Dragons, a curse and a war. A review for The Dragon’s Curse by Victoria Zagar

The Dragon's Curse Book Cover The Dragon's Curse
Victoria Zagar
fantasy
Less Than Three Press
June 3, 2015
Netgalley

War is brewing between the Greenlands and the Summer Kingdom, despite the efforts of Lord Aidan and Prince Varion, who have been meeting in secret in an attempt to maintain peace. When war proves inevitable, Aidan offers Varion asylum, loathe to see the man he's come to care about become his enemy.

But Varion refuses, sacrificing safety and his own desires to stay in the Summer Kingdom in order to protect his little brother from their ruthless father. The two men instead declare a blood oath to always protect each other, an oath that will see them through war, transformation, and a deadly curse…

You all know I love a good fantasy story, especially involving dragon’s. So I was pretty excited to read this story. The premise sounded pretty darn good, but the reality was a little short. Though the story started off with great promise, it became a short story with too many things to tell and not enough pages. Along with the greatest curse of all: the story reads like it’s told around a campfire and not experienced by readers.

The Dragon’s Curse is an enemies to lovers story with Varion and Aidan on the opposite side of the scale. Varion with his cruel father, airhead nobles and sociopath brother in one kingdom. Aidan with his family that just about all suffer from unrequited love in the other. They meet in secret to help ensure peace, but to no end. They are all bound by duty and a war is brewing along with the story of the Dragon people who are bound by a curse.

As I mentioned, the plot shows great promise, but after the first chapter it falls short. The plot itself is – while not original – quite interesting and could have been a really good story, but it’s told rather than experienced and lacks depth. Things move ridiculously fast, even for some things that just can’t just develop that fast (suddenly there s talk of an uprising?).

Because much of the story is told, we quickly get the lay of the land with little to know world building. There are only snippets of history here and there and there is a whole interesting species out there that don’t really see – outside of a prisoner – but they are basically what the war is about.

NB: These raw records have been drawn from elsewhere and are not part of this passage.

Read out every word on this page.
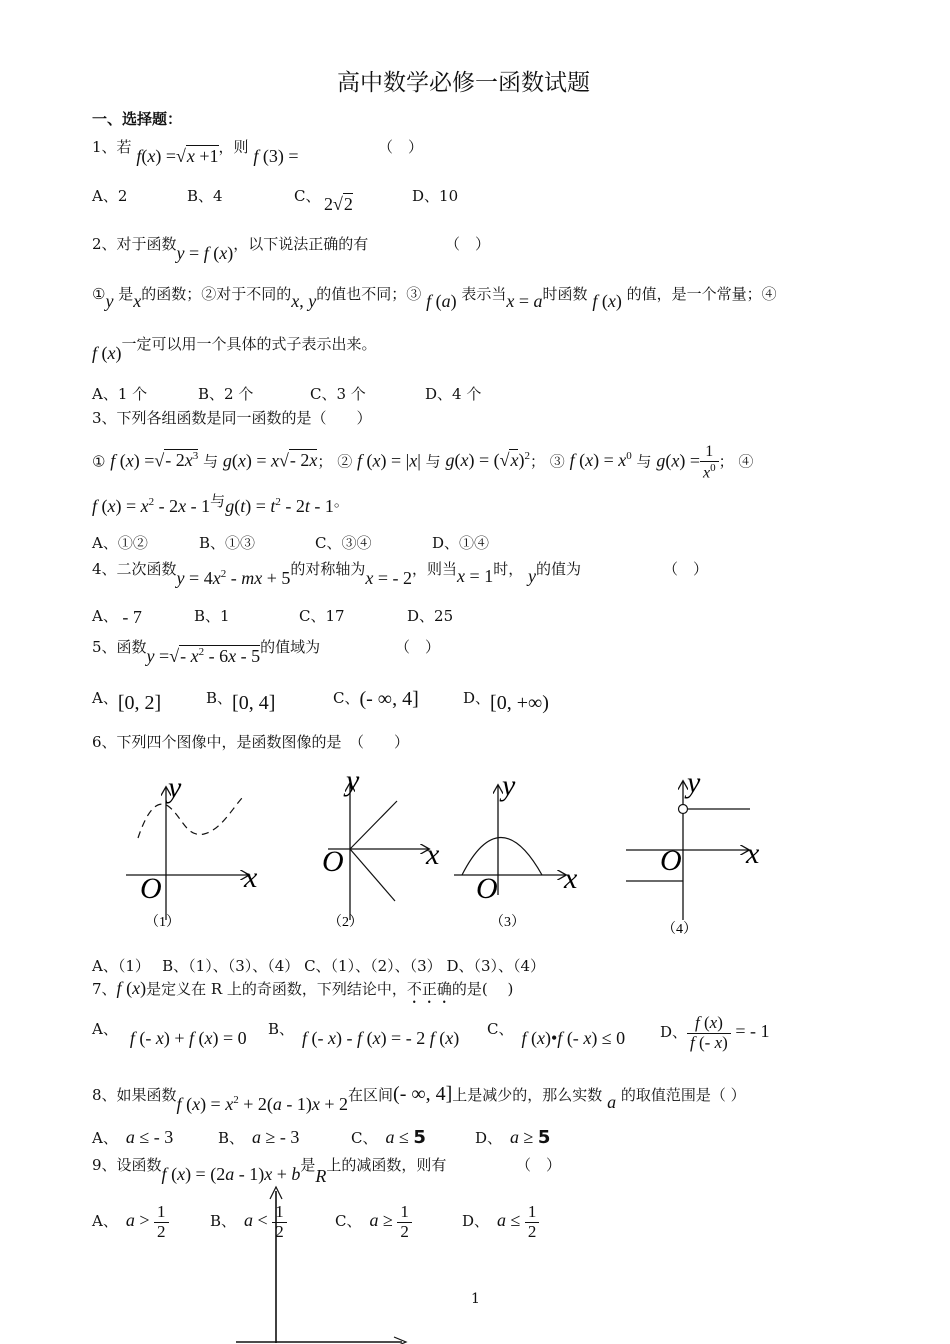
高中数学必修一函数试题
一、选择题：
1、若 f(x) =√x +1，则 f (3) =	（　）
A、2	B、4	C、 2√2	D、10
2、对于函数y = f (x)，以下说法正确的有	（　）
①y 是x的函数；②对于不同的x, y的值也不同；③ f (a) 表示当x = a时函数 f (x) 的值，是一个常量；④
f (x)一定可以用一个具体的式子表示出来。
A、1 个	B、2 个	C、3 个	D、4 个
3、下列各组函数是同一函数的是（　　）
① f (x) =√- $2x^3$ 与 g(x) = x√- 2x； ② f (x) = |x| 与 $g(x) = (√x)^2$； ③ f $(x) = x^0$ 与 $g(x) = \frac{1}{x^0}$ ； ④
f $(x) = x^2 - 2x - 1$与$g(t) = t^2 - 2t - 1$。
A、①②	B、①③	C、③④	D、①④
4、二次函数$y = 4x^2$ - mx + 5的对称轴为x = - 2，则当x = 1时， y的值为	（　）
A、 - 7	B、1	C、17	D、25
5、函数y =√- $x^2 - 6x - 5$的值域为	（　）
A、[0, 2]	B、[0, 4]	C、(- ∞, 4]	D、[0, +∞)
6、下列四个图像中，是函数图像的是　（　　）
y
x
O
（1）
y
x
O
（2）
y
x
O
（3）
y
x
O
（4）
A、（1）　 B、（1）、（3）、（4） C、（1）、（2）、（3） D、（3）、（4）
7、f (x)是定义在 R 上的奇函数，下列结论中，不正确的是(　 )
A、 f (- x) + f (x) = 0 B、 f (- x) - f (x) = - 2 f (x) C、 f (x)•f (- x) ≤ 0 D、 $\frac{f (x)}{f (- x)}$ = - 1
8、如果函数f $(x) = x^2 + 2(a - 1)x + 2$在区间(- ∞, 4]上是减少的，那么实数 a 的取值范围是（ ）
A、 a ≤ - 3	B、 a ≥ - 3	C、 a ≤ 5	D、 a ≥ 5
9、设函数f (x) = (2a - 1)x + b是R上的减函数，则有	（　）
A、 $a > \frac{1}{2}$	B、 $a < \frac{1}{2}$	C、 $a \ge \frac{1}{2}$	D、 $a \le \frac{1}{2}$
1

Important parts of the story are told in just a few sentences, like important characters dying, names of prisoner’s that fall out of thin air, plot developments that just get no chance to develop, but just appear out of nowhere – like Tiernon and his ridiculous scheming that just doesn’t fit a 14-year old.

Varion’s younger brother is one example of an underdeveloped character. He is all over the place, but is in theory a cruel sociopath, supposedly become so by circumstances. He can also best knights that have far more training, skill and strength, despite him being a scrawny 14-year old boy.

The following contains light spoilers for the story. He is 14 years old, but apparently is able to kill/execute a much older, experienced mage? Also later in the story, he suddenly has aspirations to become a king? And suddenly he is a dragon, with only one sentence of explanation? End spoilers.

Because the characters are shallow, the romance between Varion and Aiden has no chance to develop and just is. We are told how they feel and what they do. While they are both sweet characters in theory, as part of the story they are unbelievable.

It’s sad that I can’t give a better review for this story as I know it’s always quite a lot of work to write a story. This author has promise in coming up with good plots, but need to develop her writing skills and either write the stories with a longer length and thus create more depth, or stick to shorter stories and less plot.

Why you should read this story: The Dragon’s Curse is not a story I can recommend, but then I also have high expectations for stories. Fans of the author, or of short, easy stories might like this one.